49 thoughts to “Fun with Strings”

  1. I don't really use eval when coding, but is it really a good idea to use that function? It really looks like an easy way to open yourself up to code injection vulnerabilities, especially if any user input goes directly into eval. Although I guess you could sanitize it somehow to make it somewhat safer.

  2. Thank you for uploading this Python stuff. I last programmed back in the 1980s (machine code (really!) and BASIC !?! ) , so have become VERY rusty !
    Your tutorials are excellent.

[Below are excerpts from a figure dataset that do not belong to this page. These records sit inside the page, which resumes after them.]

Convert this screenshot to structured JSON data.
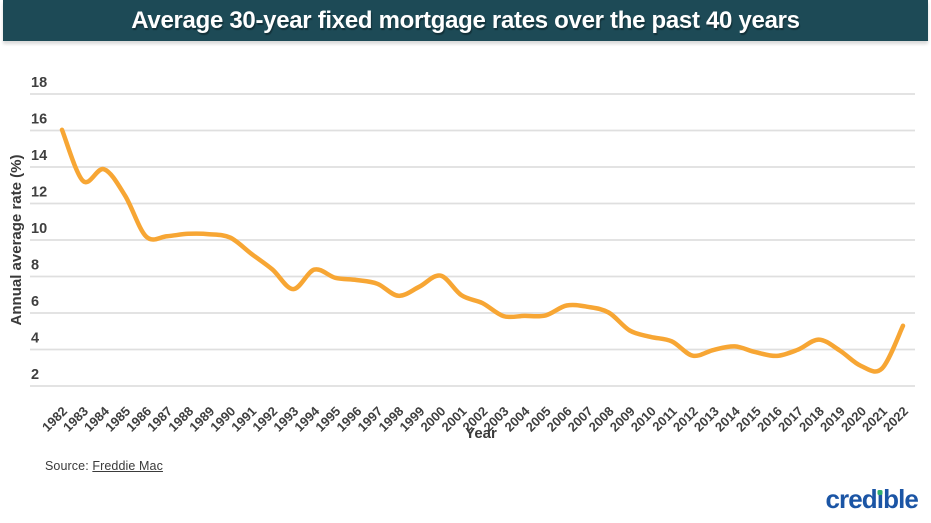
{
  "header": {
    "title": "Average 30-year fixed mortgage rates over the past 40 years",
    "bg_color": "#1D4A56",
    "text_color": "#FFFFFF"
  },
  "chart_data": {
    "type": "line",
    "title": "Average 30-year fixed mortgage rates over the past 40 years",
    "xlabel": "Year",
    "ylabel": "Annual average rate (%)",
    "x": [
      1982,
      1983,
      1984,
      1985,
      1986,
      1987,
      1988,
      1989,
      1990,
      1991,
      1992,
      1993,
      1994,
      1995,
      1996,
      1997,
      1998,
      1999,
      2000,
      2001,
      2002,
      2003,
      2004,
      2005,
      2006,
      2007,
      2008,
      2009,
      2010,
      2011,
      2012,
      2013,
      2014,
      2015,
      2016,
      2017,
      2018,
      2019,
      2020,
      2021,
      2022
    ],
    "values": [
      16.04,
      13.24,
      13.88,
      12.43,
      10.19,
      10.21,
      10.34,
      10.32,
      10.13,
      9.25,
      8.39,
      7.31,
      8.38,
      7.93,
      7.81,
      7.6,
      6.94,
      7.44,
      8.05,
      6.97,
      6.54,
      5.83,
      5.84,
      5.87,
      6.41,
      6.34,
      6.03,
      5.04,
      4.69,
      4.45,
      3.66,
      3.98,
      4.17,
      3.85,
      3.65,
      3.99,
      4.54,
      3.94,
      3.1,
      2.96,
      5.3
    ],
    "ylim": [
      2,
      18
    ],
    "yticks": [
      18,
      16,
      14,
      12,
      10,
      8,
      6,
      4,
      2
    ],
    "grid": true,
    "legend": "none",
    "line_color": "#F7A634",
    "grid_color": "#DFDFDF",
    "tick_color": "#3F3F3F",
    "axis_title_color": "#3A3A3A"
  },
  "footer": {
    "source_label": "Source:",
    "source_link_text": "Freddie Mac"
  },
  "logo": {
    "text": "credible",
    "display_parts": {
      "pre": "cred",
      "stem": "ı",
      "post": "ble"
    },
    "color": "#1B55A5",
    "dot_color": "#2EAE6E"
  }
}
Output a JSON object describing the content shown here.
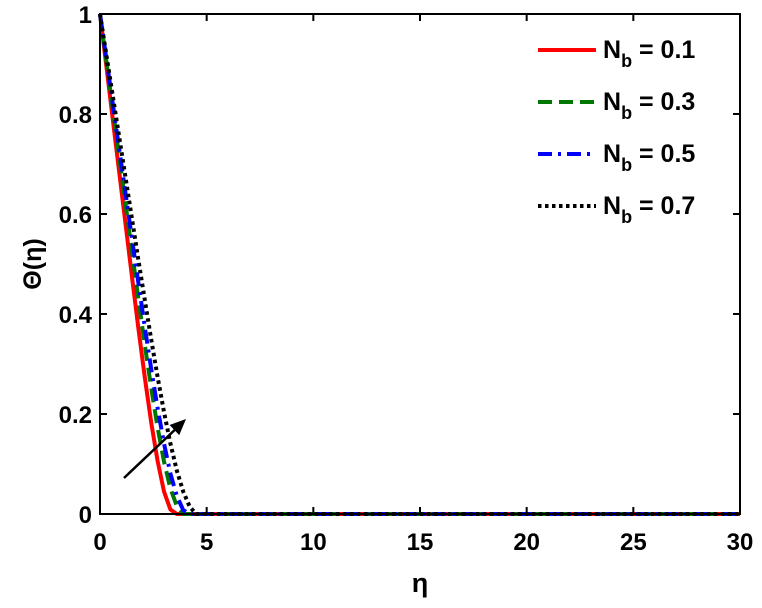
{
  "chart_data": {
    "type": "line",
    "title": "",
    "xlabel": "η",
    "ylabel": "Θ(η)",
    "xlim": [
      0,
      30
    ],
    "ylim": [
      0,
      1
    ],
    "xticks": [
      0,
      5,
      10,
      15,
      20,
      25,
      30
    ],
    "yticks": [
      0,
      0.2,
      0.4,
      0.6,
      0.8,
      1
    ],
    "xtick_labels": [
      "0",
      "5",
      "10",
      "15",
      "20",
      "25",
      "30"
    ],
    "ytick_labels": [
      "0",
      "0.2",
      "0.4",
      "0.6",
      "0.8",
      "1"
    ],
    "grid": false,
    "legend_position": "top-right",
    "annotation": "arrow indicating increasing N_b",
    "series": [
      {
        "name": "N_b = 0.1",
        "legend_main": "N",
        "legend_sub": "b",
        "legend_value": " = 0.1",
        "color": "#ff0000",
        "style": "solid",
        "x": [
          0,
          0.3,
          0.6,
          0.9,
          1.2,
          1.5,
          1.8,
          2.1,
          2.4,
          2.7,
          3.0,
          3.3,
          3.6,
          4,
          5,
          10,
          15,
          20,
          25,
          30
        ],
        "y": [
          1.0,
          0.895,
          0.789,
          0.684,
          0.579,
          0.474,
          0.371,
          0.273,
          0.183,
          0.106,
          0.045,
          0.009,
          0,
          0,
          0,
          0,
          0,
          0,
          0,
          0
        ]
      },
      {
        "name": "N_b = 0.3",
        "legend_main": "N",
        "legend_sub": "b",
        "legend_value": " = 0.3",
        "color": "#007700",
        "style": "dashed",
        "x": [
          0,
          0.3,
          0.6,
          0.9,
          1.2,
          1.5,
          1.8,
          2.1,
          2.4,
          2.7,
          3.0,
          3.3,
          3.6,
          3.9,
          4.2,
          5,
          10,
          15,
          20,
          25,
          30
        ],
        "y": [
          1.0,
          0.905,
          0.81,
          0.714,
          0.619,
          0.524,
          0.43,
          0.338,
          0.252,
          0.173,
          0.105,
          0.051,
          0.016,
          0,
          0,
          0,
          0,
          0,
          0,
          0,
          0
        ]
      },
      {
        "name": "N_b = 0.5",
        "legend_main": "N",
        "legend_sub": "b",
        "legend_value": " = 0.5",
        "color": "#0000ff",
        "style": "dashdot",
        "x": [
          0,
          0.3,
          0.6,
          0.9,
          1.2,
          1.5,
          1.8,
          2.1,
          2.4,
          2.7,
          3.0,
          3.3,
          3.6,
          3.9,
          4.2,
          5,
          10,
          15,
          20,
          25,
          30
        ],
        "y": [
          1.0,
          0.91,
          0.82,
          0.73,
          0.64,
          0.55,
          0.462,
          0.374,
          0.29,
          0.212,
          0.141,
          0.081,
          0.036,
          0.008,
          0,
          0,
          0,
          0,
          0,
          0,
          0
        ]
      },
      {
        "name": "N_b = 0.7",
        "legend_main": "N",
        "legend_sub": "b",
        "legend_value": " = 0.7",
        "color": "#000000",
        "style": "dotted",
        "x": [
          0,
          0.3,
          0.6,
          0.9,
          1.2,
          1.5,
          1.8,
          2.1,
          2.4,
          2.7,
          3.0,
          3.3,
          3.6,
          3.9,
          4.2,
          4.5,
          5,
          10,
          15,
          20,
          25,
          30
        ],
        "y": [
          1.0,
          0.918,
          0.836,
          0.754,
          0.672,
          0.59,
          0.508,
          0.428,
          0.349,
          0.274,
          0.204,
          0.141,
          0.087,
          0.045,
          0.015,
          0,
          0,
          0,
          0,
          0,
          0,
          0
        ]
      }
    ]
  }
}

You are a skilled teacher. – With your help, there is , perhaps , hope for my failing brain yet !
    A genuine vote of thanks from me.

  3. I think you would have done a whole lot better explaining it more abstract than spending so much time on the specifics of Python syntax in regard to opening and closing quotation marks and that specific interpreter.

  4. Traceback (most recent call last):
      File "<string>", line 1, in <fragment>
    can't assign to operator: <string>, line 1
    The above is an error I got while I was trying to add the strings a and b in my program. Could anyone help me?

  5. since this video is about what we can do to/with the strings,allow me to ask if it's possible for a pyscripter to interpret 'my first test string' to "a" instead of "a" to 'my first test string'?…i don't know whether that came out right. in case it didn't,what i'm trying to ask is,is it possible to reverse the results without reversing the program?

  6. getting an "can't convert bytes object to str implicitly" error in Python 3.5.1 when trying to do eval(expression_string)

  7. Khan = "this vid is awesome!"

    def khan_changer():
    global Khan
    Khan = "this vid is really awesome!"